Om theater de stem van het volk te laten zijn en haar impact ruimte te geven, is het, zoals Van Heemstra benoemt, tevens belangrijk om te denken in lange lijnen. De voorstelling is namelijk na die ene avond voorbij, maar de facebookpagina en vlogs met hun eigen verzameling toeschouwers bestaan nog online. Zowel De Jong als Van Heemstra benadrukken hoeveel hulp ‘Operatie Zohre’ heeft geboden aan onder andere vluchtelingen in Nederland. Deze voorstelling had niet zoveel publiek bereikt als er geen randprogramma was gemaakt. Dit maakt mij nieuwsgierig naar de vraag of theater dan zonder de randvoorwaarden haar impact niet voldoende zichtbaar kan maken om van waarde te zijn voor de gehele buitenwereld. Of is het wat het is als de voorstelling een versterking is; de eerste aanraking voordat de impact zijn werk kan doen? Volgens Richards kan een toeschouwer tot actie komen zodra deze geraakt is. Tijdens het gesprek van deze avond lijkt het theater op een lijn terecht te komen tussen haar eigen verantwoordelijkheden en die van de ander waar tevens het gebied ligt van de impact.

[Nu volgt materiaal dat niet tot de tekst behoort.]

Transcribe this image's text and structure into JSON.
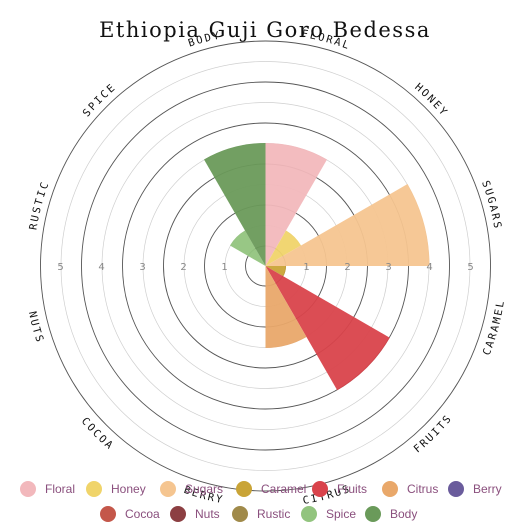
{
  "chart_data": {
    "type": "polar-bar",
    "title": "Ethiopia Guji Goro Bedessa",
    "r_max": 5,
    "r_ticks": [
      "1",
      "2",
      "3",
      "4",
      "5"
    ],
    "categories": [
      "Floral",
      "Honey",
      "Sugars",
      "Caramel",
      "Fruits",
      "Citrus",
      "Berry",
      "Cocoa",
      "Nuts",
      "Rustic",
      "Spice",
      "Body"
    ],
    "axis_labels": [
      "FLORAL",
      "HONEY",
      "SUGARS",
      "CARAMEL",
      "FRUITS",
      "CITRUS",
      "BERRY",
      "COCOA",
      "NUTS",
      "RUSTIC",
      "SPICE",
      "BODY"
    ],
    "values": [
      3,
      1,
      4,
      0.5,
      3.5,
      2,
      0,
      0,
      0,
      0,
      1,
      3
    ],
    "colors": [
      "#f2b8bc",
      "#f0d46a",
      "#f5c590",
      "#c9a437",
      "#d9434b",
      "#e9a86a",
      "#6a5c9c",
      "#c4574a",
      "#8c3f42",
      "#a08a4a",
      "#92c47e",
      "#6a9a5a"
    ],
    "legend": {
      "rows": [
        [
          "Floral",
          "Honey",
          "Sugars",
          "Caramel",
          "Fruits",
          "Citrus",
          "Berry"
        ],
        [
          "Cocoa",
          "Nuts",
          "Rustic",
          "Spice",
          "Body"
        ]
      ]
    },
    "grid": true
  }
}
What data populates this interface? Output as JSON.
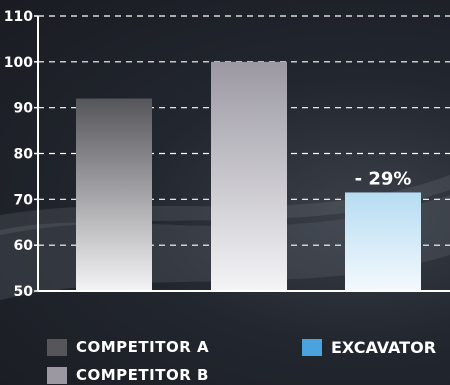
{
  "chart_data": {
    "type": "bar",
    "categories": [
      "COMPETITOR A",
      "COMPETITOR B",
      "EXCAVATOR"
    ],
    "values": [
      92,
      100,
      71.5
    ],
    "ylim": [
      50,
      110
    ],
    "yticks": [
      "50",
      "60",
      "70",
      "80",
      "90",
      "100",
      "110"
    ],
    "grid": true,
    "legend_position": "bottom",
    "title": "",
    "xlabel": "",
    "ylabel": "",
    "annotations": [
      {
        "category": "EXCAVATOR",
        "text": "- 29%"
      }
    ],
    "colors": {
      "competitor_a": "#55555a",
      "competitor_b": "#9b98a2",
      "excavator": "#4aa3dc"
    }
  },
  "legend": [
    {
      "label": "COMPETITOR A",
      "color": "#55555a"
    },
    {
      "label": "COMPETITOR B",
      "color": "#9b98a2"
    },
    {
      "label": "EXCAVATOR",
      "color": "#4aa3dc"
    }
  ]
}
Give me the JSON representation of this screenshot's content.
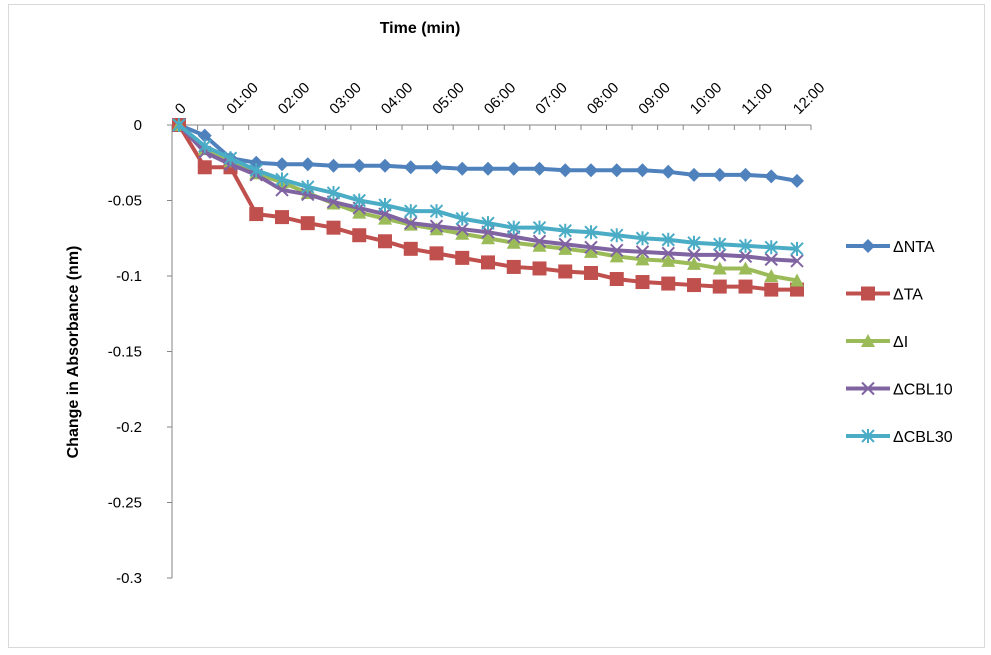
{
  "chart_data": {
    "type": "line",
    "x_label": "Time (min)",
    "y_label": "Change in Absorbance (nm)",
    "categories": [
      "0",
      null,
      "01:00",
      null,
      "02:00",
      null,
      "03:00",
      null,
      "04:00",
      null,
      "05:00",
      null,
      "06:00",
      null,
      "07:00",
      null,
      "08:00",
      null,
      "09:00",
      null,
      "10:00",
      null,
      "11:00",
      null,
      "12:00"
    ],
    "ylim": [
      -0.3,
      0
    ],
    "yticks": [
      0,
      -0.05,
      -0.1,
      -0.15,
      -0.2,
      -0.25,
      -0.3
    ],
    "legend": "right",
    "series": [
      {
        "name": "ΔNTA",
        "color": "#4F81BD",
        "marker": "diamond",
        "values": [
          0,
          -0.007,
          -0.022,
          -0.025,
          -0.026,
          -0.026,
          -0.027,
          -0.027,
          -0.027,
          -0.028,
          -0.028,
          -0.029,
          -0.029,
          -0.029,
          -0.029,
          -0.03,
          -0.03,
          -0.03,
          -0.03,
          -0.031,
          -0.033,
          -0.033,
          -0.033,
          -0.034,
          -0.037
        ]
      },
      {
        "name": "ΔTA",
        "color": "#C0504D",
        "marker": "square",
        "values": [
          0,
          -0.028,
          -0.028,
          -0.059,
          -0.061,
          -0.065,
          -0.068,
          -0.073,
          -0.077,
          -0.082,
          -0.085,
          -0.088,
          -0.091,
          -0.094,
          -0.095,
          -0.097,
          -0.098,
          -0.102,
          -0.104,
          -0.105,
          -0.106,
          -0.107,
          -0.107,
          -0.109,
          -0.109
        ]
      },
      {
        "name": "ΔI",
        "color": "#9BBB59",
        "marker": "triangle",
        "values": [
          0,
          -0.016,
          -0.024,
          -0.032,
          -0.038,
          -0.045,
          -0.052,
          -0.058,
          -0.062,
          -0.066,
          -0.069,
          -0.072,
          -0.075,
          -0.078,
          -0.08,
          -0.082,
          -0.084,
          -0.087,
          -0.089,
          -0.09,
          -0.092,
          -0.095,
          -0.095,
          -0.1,
          -0.103
        ]
      },
      {
        "name": "ΔCBL10",
        "color": "#8064A2",
        "marker": "x",
        "values": [
          0,
          -0.018,
          -0.026,
          -0.033,
          -0.043,
          -0.046,
          -0.051,
          -0.055,
          -0.059,
          -0.065,
          -0.067,
          -0.069,
          -0.071,
          -0.074,
          -0.077,
          -0.079,
          -0.081,
          -0.083,
          -0.084,
          -0.085,
          -0.086,
          -0.086,
          -0.087,
          -0.089,
          -0.09
        ]
      },
      {
        "name": "ΔCBL30",
        "color": "#4BACC6",
        "marker": "star",
        "values": [
          0,
          -0.014,
          -0.022,
          -0.03,
          -0.036,
          -0.041,
          -0.045,
          -0.05,
          -0.053,
          -0.057,
          -0.057,
          -0.062,
          -0.065,
          -0.068,
          -0.068,
          -0.07,
          -0.071,
          -0.073,
          -0.075,
          -0.076,
          -0.078,
          -0.079,
          -0.08,
          -0.081,
          -0.082
        ]
      }
    ]
  }
}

Is impact een man uit het publiek die de volgende dag 70 jaar wordt en trots is op wat in het huidige theater gebeurt? Is impact een vluchteling die de gemiddelde tijd van 17 jaar inburgering zal volbrengen als ‘vluchteling’, maar in ieder geval een baan heeft? Moeten we naar Richards luisteren en de overheid helpen om van het torentje af te komen? En zou dat kunnen vanuit de theaterzaal en zonder vlogs? Of krijgen, zoals een toeschouwer als metafoor opgooide, vluchtelingen een voetbalshirt aan met hun BSN-nummer die mede dankzij theater net zo op waarde worden behandeld als een Van Persie? Is impact inderdaad een schim, zoals de titel van het programma suggereert, of liet deze avond een mist achter om van daaruit het uitzicht van de sterren te ontdekken vanaf het dak van Zohre in Alphen aan den Rijn?
Een avond die vele vragen oproept over de verhouding tussen ik en de ander. De verhouding tussen theater en de systeemrijke overheid, die niet geheel harmonieus zal worden, maar waarbij verantwoordelijkheid oproepen een reden kan worden om te doen. Deze voorstelling en de vele voorstellingen die volgen zullen niets volledig oplossen. Maar laat deze avond aansporen tot actie. Ga niet alleen ronddwalen in je eigen woestijn. Ontmoet de ander als ‘ook gewoon een mens’, stel vragen en fixeer niet teveel op verandering. Door te oefenen in de wereld, kun je geraakt worden en doen.